Dan O’Bannon était le sténographe d’un récit plus grand

Il faudrait décliner ce documentaire en une série de plusieurs saisons car une heure et demie, c’est un peu court pour raconter l’origine d’un mythe moderne. On reste sur notre faim malgré et à cause de la qualité des intervenants. Sa structure est aussi légèrement déséquilibrée. La première partie se consacre à la genèse du monstre, et la seconde quasiment à la réalisation de la scène de la “naissance” du “fils de Kane”. Il y a trop de choses à dire, sur ce vaisseau qui respire de la vapeur et transpire de l’eau, et son intelligence artificielle appelée “Maman”, sur la tentative de viol sur Ripley par l’androïde Ash, sur le contexte politique et économique de l’Amérique, sur l’actualité des thèmes du film, sur l’apport créatif des protagonistes non cités car trop nombreux.
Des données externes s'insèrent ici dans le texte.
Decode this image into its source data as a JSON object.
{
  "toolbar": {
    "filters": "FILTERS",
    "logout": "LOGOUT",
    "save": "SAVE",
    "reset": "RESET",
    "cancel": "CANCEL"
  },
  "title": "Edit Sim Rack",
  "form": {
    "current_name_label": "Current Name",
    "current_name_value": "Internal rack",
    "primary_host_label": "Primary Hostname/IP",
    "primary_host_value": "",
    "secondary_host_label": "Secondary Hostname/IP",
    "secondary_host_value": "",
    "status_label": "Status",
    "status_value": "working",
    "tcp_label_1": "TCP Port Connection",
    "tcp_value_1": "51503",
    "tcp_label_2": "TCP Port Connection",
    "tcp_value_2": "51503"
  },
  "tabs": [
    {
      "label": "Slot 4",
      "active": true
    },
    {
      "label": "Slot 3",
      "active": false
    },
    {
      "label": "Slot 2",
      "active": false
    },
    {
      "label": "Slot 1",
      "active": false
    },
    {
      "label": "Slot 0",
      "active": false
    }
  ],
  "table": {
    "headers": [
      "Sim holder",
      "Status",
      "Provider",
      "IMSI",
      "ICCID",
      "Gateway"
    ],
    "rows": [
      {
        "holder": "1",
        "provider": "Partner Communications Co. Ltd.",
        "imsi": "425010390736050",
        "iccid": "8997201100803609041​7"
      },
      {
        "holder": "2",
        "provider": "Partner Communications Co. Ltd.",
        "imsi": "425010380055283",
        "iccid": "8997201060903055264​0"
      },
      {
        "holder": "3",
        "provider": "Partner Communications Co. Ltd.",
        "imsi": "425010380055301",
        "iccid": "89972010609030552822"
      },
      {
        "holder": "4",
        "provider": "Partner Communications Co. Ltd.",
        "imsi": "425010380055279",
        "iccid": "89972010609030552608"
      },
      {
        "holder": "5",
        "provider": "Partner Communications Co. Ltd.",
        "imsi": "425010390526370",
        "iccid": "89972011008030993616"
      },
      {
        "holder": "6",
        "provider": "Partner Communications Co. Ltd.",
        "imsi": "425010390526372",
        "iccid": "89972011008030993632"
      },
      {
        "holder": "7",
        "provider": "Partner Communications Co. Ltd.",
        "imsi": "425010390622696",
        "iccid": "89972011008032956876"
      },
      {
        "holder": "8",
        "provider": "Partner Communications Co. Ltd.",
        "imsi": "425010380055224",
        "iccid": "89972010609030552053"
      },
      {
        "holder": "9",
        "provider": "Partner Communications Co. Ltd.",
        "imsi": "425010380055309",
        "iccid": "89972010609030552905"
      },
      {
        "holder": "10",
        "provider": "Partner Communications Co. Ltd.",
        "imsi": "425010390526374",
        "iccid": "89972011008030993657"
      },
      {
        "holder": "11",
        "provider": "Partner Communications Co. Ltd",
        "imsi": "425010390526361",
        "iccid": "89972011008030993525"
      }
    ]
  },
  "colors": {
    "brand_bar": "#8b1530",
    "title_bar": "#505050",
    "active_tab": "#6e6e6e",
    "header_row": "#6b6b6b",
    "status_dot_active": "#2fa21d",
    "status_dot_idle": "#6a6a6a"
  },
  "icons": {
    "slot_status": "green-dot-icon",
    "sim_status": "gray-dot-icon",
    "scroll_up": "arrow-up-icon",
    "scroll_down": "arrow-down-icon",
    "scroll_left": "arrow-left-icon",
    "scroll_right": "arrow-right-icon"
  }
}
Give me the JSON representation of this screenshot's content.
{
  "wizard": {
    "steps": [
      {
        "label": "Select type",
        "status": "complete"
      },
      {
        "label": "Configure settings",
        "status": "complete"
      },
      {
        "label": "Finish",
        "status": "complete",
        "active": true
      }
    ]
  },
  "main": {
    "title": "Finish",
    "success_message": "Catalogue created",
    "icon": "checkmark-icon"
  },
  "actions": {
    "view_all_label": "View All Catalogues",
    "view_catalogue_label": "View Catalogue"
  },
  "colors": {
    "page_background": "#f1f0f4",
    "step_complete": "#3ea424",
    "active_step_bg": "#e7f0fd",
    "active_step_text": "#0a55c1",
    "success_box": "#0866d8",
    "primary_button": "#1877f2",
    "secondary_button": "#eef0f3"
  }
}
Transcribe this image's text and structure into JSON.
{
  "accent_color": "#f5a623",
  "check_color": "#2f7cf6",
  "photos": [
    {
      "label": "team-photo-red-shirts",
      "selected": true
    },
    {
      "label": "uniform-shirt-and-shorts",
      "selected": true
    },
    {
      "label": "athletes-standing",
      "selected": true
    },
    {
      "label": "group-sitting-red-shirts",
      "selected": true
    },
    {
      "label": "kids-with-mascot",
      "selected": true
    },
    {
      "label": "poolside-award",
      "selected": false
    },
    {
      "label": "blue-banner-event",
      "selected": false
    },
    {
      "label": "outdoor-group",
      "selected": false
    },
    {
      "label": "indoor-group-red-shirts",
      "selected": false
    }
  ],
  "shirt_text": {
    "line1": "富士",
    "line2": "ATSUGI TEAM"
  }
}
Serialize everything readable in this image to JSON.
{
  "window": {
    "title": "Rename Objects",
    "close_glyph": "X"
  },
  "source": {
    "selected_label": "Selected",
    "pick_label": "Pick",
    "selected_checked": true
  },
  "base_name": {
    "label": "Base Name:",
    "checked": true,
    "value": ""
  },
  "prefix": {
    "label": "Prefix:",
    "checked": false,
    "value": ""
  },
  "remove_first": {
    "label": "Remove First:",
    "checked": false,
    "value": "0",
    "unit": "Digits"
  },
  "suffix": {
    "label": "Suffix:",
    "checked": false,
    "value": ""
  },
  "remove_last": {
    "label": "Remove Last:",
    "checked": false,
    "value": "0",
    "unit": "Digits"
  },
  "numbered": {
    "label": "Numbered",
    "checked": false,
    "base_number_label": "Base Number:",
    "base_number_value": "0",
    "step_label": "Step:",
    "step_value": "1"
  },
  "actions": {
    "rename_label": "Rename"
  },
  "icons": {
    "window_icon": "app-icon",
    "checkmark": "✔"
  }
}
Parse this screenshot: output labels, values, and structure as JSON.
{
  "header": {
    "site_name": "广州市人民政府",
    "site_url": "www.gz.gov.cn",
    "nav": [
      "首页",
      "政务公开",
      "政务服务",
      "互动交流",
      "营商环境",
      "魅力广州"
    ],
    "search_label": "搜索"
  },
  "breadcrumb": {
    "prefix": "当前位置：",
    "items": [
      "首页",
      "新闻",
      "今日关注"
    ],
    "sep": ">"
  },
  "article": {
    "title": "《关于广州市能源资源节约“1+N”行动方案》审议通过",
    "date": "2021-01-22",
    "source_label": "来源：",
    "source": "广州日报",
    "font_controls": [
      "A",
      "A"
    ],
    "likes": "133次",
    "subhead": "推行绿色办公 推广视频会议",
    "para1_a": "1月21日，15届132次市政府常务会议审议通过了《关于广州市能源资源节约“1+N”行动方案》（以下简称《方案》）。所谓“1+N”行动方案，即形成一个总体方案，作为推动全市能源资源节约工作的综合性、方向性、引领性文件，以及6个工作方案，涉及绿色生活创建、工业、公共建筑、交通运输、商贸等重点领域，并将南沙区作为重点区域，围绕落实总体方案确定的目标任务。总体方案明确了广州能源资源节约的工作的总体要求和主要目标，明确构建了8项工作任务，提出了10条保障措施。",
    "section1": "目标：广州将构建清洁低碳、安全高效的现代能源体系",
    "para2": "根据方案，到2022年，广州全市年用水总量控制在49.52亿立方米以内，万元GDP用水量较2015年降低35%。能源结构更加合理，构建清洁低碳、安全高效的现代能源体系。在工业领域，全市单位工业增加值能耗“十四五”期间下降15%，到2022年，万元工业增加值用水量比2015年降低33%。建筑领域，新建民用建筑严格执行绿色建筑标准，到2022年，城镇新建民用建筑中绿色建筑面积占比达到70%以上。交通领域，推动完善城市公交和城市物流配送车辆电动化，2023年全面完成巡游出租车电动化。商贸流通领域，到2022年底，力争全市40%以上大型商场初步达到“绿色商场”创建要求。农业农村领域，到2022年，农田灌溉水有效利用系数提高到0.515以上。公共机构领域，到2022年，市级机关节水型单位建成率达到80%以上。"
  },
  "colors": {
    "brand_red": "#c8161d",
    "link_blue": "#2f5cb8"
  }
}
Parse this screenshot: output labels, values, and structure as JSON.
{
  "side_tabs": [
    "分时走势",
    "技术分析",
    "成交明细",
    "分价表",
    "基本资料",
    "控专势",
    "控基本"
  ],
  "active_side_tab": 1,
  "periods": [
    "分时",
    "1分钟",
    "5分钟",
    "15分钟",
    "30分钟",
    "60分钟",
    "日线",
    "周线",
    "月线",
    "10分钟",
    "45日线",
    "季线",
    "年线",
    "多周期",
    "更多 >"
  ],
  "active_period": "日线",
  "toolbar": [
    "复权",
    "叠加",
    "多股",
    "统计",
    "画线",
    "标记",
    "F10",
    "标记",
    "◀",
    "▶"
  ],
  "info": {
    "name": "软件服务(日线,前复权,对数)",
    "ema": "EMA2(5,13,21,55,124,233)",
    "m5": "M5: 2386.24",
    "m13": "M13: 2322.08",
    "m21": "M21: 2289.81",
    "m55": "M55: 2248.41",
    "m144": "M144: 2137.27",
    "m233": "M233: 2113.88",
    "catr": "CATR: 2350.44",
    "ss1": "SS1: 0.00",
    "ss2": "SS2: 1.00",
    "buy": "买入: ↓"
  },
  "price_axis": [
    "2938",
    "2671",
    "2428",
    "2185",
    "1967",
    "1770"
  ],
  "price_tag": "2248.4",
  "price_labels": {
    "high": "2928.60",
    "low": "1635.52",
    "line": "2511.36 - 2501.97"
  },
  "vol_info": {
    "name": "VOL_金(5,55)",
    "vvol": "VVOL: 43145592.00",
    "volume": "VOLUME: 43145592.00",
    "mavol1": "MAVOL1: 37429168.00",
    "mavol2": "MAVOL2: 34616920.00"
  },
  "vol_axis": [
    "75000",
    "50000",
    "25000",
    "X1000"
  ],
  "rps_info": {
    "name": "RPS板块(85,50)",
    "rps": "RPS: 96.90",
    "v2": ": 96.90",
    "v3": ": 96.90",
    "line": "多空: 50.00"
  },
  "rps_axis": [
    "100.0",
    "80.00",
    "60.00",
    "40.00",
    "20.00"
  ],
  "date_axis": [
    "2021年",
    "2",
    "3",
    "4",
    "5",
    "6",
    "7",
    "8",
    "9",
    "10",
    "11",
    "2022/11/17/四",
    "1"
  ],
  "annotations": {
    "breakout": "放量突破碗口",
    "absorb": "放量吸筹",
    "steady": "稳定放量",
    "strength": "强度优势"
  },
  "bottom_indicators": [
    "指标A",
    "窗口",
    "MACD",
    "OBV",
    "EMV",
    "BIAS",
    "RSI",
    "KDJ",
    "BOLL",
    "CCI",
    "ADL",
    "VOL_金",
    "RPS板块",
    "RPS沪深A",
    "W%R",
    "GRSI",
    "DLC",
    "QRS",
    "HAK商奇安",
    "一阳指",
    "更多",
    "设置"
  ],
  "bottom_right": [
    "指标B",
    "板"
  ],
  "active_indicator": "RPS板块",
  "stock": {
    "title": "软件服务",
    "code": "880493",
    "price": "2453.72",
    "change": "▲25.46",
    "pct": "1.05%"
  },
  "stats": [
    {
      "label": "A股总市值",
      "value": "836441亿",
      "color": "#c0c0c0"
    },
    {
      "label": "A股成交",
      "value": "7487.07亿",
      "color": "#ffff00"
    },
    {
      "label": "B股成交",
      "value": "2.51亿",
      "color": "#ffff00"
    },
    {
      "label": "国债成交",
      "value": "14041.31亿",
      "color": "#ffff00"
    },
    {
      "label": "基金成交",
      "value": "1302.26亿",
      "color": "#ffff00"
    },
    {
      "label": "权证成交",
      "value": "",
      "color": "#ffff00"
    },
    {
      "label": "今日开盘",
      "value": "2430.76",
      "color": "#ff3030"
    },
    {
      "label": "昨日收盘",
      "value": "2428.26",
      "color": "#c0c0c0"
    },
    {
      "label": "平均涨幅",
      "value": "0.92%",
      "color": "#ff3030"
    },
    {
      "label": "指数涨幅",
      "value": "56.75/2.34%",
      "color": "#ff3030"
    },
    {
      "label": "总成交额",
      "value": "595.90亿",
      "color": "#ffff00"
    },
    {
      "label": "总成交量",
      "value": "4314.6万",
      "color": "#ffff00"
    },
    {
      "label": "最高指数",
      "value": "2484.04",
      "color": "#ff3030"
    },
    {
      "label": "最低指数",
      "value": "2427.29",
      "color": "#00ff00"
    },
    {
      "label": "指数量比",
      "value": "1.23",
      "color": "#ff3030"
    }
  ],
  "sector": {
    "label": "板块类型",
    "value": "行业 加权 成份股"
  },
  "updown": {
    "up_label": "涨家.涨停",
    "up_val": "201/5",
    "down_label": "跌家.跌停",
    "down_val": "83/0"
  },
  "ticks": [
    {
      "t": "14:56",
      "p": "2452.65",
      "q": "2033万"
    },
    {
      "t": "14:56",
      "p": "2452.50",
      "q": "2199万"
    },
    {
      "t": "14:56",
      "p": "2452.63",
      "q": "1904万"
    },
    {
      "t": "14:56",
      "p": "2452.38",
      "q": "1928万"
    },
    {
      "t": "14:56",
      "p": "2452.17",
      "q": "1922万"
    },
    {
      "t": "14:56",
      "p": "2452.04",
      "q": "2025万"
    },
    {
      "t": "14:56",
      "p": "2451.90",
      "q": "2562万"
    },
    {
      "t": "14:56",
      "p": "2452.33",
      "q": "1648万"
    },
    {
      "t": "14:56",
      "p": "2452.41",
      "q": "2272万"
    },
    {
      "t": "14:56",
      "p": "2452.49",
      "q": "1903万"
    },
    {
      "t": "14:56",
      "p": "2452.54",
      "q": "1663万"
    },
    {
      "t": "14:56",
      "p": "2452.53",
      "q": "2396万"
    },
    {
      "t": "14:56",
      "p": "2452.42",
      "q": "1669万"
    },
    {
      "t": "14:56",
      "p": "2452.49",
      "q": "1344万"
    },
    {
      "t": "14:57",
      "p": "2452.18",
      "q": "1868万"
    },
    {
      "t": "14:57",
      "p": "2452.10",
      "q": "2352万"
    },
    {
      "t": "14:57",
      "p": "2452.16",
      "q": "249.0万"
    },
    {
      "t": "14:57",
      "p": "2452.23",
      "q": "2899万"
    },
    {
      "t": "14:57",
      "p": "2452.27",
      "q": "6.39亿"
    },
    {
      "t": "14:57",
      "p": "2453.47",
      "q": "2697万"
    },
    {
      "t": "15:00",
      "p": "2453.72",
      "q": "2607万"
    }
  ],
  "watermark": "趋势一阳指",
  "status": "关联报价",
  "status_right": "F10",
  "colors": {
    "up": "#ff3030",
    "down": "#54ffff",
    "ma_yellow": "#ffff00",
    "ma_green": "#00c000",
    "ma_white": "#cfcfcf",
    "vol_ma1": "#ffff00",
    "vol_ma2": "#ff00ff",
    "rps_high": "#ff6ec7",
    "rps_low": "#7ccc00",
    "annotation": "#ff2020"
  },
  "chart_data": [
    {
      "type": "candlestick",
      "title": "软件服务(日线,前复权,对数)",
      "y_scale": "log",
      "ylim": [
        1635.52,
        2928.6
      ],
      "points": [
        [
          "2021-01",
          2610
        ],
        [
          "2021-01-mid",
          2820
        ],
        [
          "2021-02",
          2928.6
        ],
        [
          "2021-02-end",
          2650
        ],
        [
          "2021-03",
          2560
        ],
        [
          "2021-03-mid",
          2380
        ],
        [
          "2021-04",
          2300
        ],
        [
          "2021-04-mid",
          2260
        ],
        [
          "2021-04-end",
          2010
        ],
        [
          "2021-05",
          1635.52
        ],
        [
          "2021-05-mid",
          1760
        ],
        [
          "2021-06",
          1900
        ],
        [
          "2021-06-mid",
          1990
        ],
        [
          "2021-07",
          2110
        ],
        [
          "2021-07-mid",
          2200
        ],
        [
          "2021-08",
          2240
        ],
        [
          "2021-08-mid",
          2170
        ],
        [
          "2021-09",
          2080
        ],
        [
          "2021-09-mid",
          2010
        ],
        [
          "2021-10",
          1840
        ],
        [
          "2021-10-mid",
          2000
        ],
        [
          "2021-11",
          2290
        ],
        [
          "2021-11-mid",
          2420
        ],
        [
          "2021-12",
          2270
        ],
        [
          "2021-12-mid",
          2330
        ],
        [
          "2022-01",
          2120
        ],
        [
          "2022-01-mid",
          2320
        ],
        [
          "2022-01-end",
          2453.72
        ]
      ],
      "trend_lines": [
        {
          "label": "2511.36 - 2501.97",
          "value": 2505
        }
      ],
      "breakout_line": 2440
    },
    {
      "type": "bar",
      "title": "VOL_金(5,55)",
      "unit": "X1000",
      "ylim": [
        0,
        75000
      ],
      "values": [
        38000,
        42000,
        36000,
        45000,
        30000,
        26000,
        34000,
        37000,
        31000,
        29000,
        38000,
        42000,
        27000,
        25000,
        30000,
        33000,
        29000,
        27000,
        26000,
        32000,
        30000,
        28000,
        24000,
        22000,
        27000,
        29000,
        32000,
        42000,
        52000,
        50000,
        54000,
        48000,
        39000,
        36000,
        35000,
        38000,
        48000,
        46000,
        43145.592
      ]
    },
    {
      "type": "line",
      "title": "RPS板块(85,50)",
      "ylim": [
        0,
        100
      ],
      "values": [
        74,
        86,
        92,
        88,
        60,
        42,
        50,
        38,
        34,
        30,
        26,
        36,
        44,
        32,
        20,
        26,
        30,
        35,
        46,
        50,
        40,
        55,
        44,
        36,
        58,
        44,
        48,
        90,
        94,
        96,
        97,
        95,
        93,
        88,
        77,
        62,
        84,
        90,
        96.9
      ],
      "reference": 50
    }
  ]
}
D’ailleurs, le film se referme sur la veuve d’O’Bannon qui range ses dossiers sur des étagères. Sur les cartons, trop de noms et de références attirent le regard. “Dan O’Bannon était le sténographe d’un récit plus grand”, plus grand que lui et même plus grand que l’ensemble de tous les êtres humains qui ont contribué à son érection. L’histoire n’est pas terminée.  

Memory: The Origins of Alien. De Alexandre O. Philippe. Etats-Unis, 2019.